Komen for the Cure, for example, does not know how much money it receives from the October campaign, said Aun. Some funds are donated before the campaign, she said, and some after. "There is no revenue uptick in October."

The Minnesota affiliate of Komen estimates it receives about $30,000 to $50,000 a year during the fourth quarter of the year that could be attributed to the national pink campaigns.

But those campaigns focus too much on buying stuff, instead of examining the possible causes of breast cancer -- in particular environmental factors, said Karuna Jaggar, executive director of Breast Cancer Action.

The group launched a campaign against Minnesota-based General Mills in 2008, after discovering Yoplait -- the company's standard bearer of the pink ribbon -- contained synthetic bovine hormones. General Mills announced a year later it would no longer make the product from cows treated with the synthetic hormones.

This year, Breast Cancer Action and supporters went after Komen itself, asking it to remove a perfume it had commissioned because its research showed the perfume contained harmful chemicals. Aun said Komen has been assured that the perfume is safe.

Tricky business

Figuring out how much money goes to breast cancer issues, versus the product manufacturer, can be tricky. Products have very different formulas for giving.

General Mills' Yoplait campaign, for example, makes it simple. It will donate 10 cents per yogurt lid, up to $2 million to Komen in 2011.

Minnesota-based Aveda Corp. produces a special hand lotion, donating $4 of the $21 lotion to the Breast Cancer Research Foundation, up to $300,000 this year.

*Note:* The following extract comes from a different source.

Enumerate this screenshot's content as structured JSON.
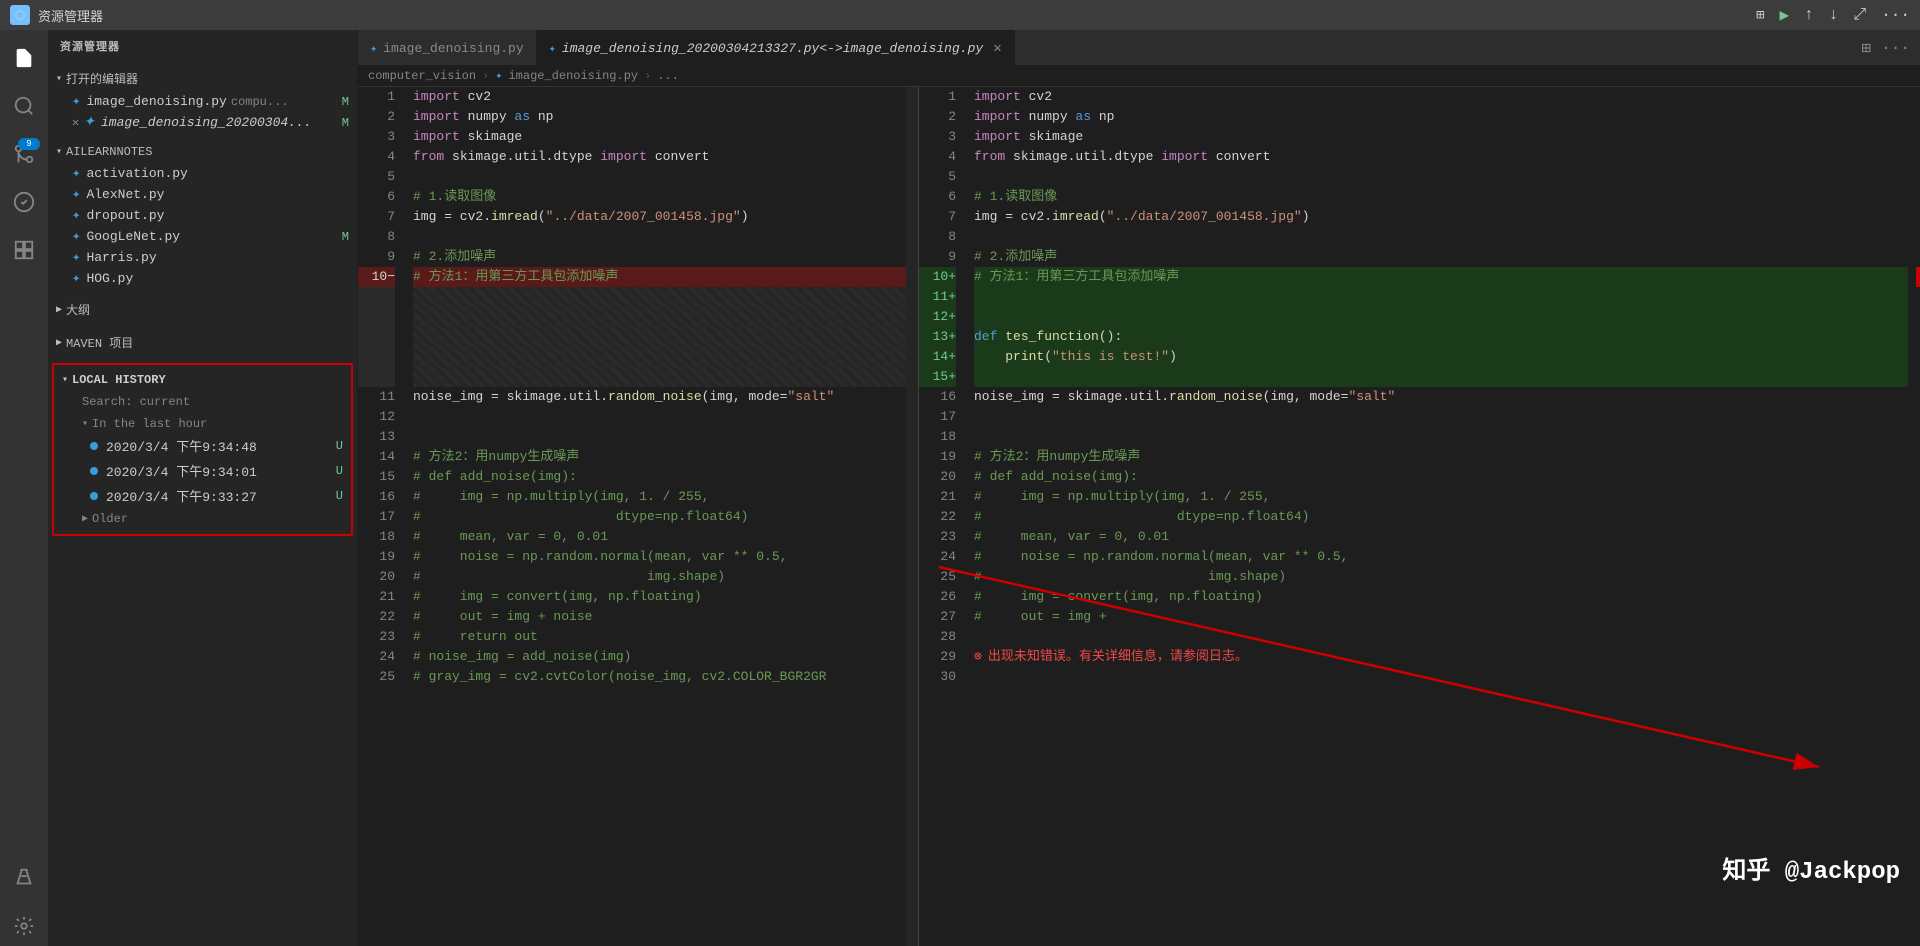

Dick's Sanitation, one of the three Twin Cities waste haulers behind the pink trash containers that rolled out this year, has a more complicated arrangement. It pays an extra $5 to the vendor who sells the company the pink trash containers. That vendor then sends the money to the American Cancer Society in Mendota Heights, said Debbie Nielsen, vice president of finance.

Customers, meanwhile, pay $39 for each container.

Dick's also will match customer donations of up to $12, with funds going to the Angel Foundation of Minneapolis. Mike Robinson, sales manager at Dick's Sanitation, acknowledged that he has received some negative feedback. "But this was near and dear to a lot of us here," he said.

Eastman, the breast cancer survivor, readily admits that not all pink motives and products are bad. But October seems to have taken on a life of its own, she said, way beyond its original mission.

"There's a difference between breast cancer awareness month and breast cancer fundraising month," she said. "This is nuts."